IMU-Based quantitative assessment of stroke from gait.

Gait impairment, which is commonly observed in stroke survivors, underscores the imperative of rehabilitating walking function. Wearable inertial measurement units (IMUs) can capture gait parameters in stroke patients, becoming a promising tool for objective and quantifiable gait assessment.
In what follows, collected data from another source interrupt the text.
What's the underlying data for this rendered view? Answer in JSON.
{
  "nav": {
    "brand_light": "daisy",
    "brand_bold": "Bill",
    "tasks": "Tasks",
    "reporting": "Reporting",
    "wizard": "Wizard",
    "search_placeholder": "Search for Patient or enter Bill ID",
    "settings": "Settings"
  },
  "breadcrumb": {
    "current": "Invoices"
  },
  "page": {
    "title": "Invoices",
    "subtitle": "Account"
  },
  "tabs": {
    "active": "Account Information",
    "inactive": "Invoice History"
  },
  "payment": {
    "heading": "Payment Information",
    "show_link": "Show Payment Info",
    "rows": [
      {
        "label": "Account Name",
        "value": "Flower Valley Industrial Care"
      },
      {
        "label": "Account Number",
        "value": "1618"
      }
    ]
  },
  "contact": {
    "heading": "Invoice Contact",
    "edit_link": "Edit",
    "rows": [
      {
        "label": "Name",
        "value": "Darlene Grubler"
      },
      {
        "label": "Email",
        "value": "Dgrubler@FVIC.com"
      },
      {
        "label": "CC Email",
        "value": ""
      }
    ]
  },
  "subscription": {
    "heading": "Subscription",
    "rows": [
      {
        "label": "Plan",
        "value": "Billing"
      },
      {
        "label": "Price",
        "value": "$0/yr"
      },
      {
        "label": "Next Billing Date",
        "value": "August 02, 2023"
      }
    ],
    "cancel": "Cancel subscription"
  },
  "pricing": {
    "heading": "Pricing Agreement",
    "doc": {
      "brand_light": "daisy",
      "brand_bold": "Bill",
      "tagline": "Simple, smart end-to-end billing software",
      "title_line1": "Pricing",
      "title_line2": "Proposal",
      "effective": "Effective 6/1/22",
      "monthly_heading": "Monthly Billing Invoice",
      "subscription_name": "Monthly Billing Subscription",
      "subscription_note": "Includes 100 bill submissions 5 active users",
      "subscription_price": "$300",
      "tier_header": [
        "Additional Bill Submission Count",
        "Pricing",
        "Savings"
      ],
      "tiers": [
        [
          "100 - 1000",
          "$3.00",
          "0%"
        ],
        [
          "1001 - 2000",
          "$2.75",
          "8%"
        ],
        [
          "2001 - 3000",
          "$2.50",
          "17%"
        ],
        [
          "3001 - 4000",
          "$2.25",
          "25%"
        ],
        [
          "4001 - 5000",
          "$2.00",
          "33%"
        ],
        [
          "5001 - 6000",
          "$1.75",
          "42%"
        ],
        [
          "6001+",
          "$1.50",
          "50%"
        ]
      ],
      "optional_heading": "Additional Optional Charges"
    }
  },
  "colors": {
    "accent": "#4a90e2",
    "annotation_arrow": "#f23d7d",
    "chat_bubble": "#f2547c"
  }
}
Optimal sensor placement for stroke assessment that involves optimal combinations of features (kinematics) is required to improve stroke assessment accuracy while reducing the number of sensors to achieve a convenient IMU scheme for both clinical and home assessment; however, previous studies lack comprehensive discussions on the optimal sensor placement and features. To obtain an optimal sensor placement for stroke assessment, this study investigated the impact of IMU placement on stroke assessment based on gait data and clinical scores of 16 stroke patients. Stepwise regression was performed to select the kinematics most correlated with stroke assessment (lower limb part of Fugl-Meyer assessment). Sensors at different locations were combined into 28 sensor groups and their stroke assessment was compared. First, the reduced number of gait features does not significantly impact the stroke assessment. Second, the selected gait parameters by stepwise regression are found all from sensors at the hip and bilateral thighs. Last, a three-sensor scheme-sensors at the hip and bilateral thighs was suggested, which achieved a high accuracy with an adjusted R = 0.999, MAE = 0.07, and RMSE = 0.08. Further, the prediction error is zero if the predicted lower limb Fugl-Meyer scales are rounded to the nearest integer. These findings offer a convenient IMU solution for quantitatively assessing stroke patients. Therefore, the IMU-based stroke assessment provides a promising complementary tool for clinical assessment and home rehabilitation of stroke patients.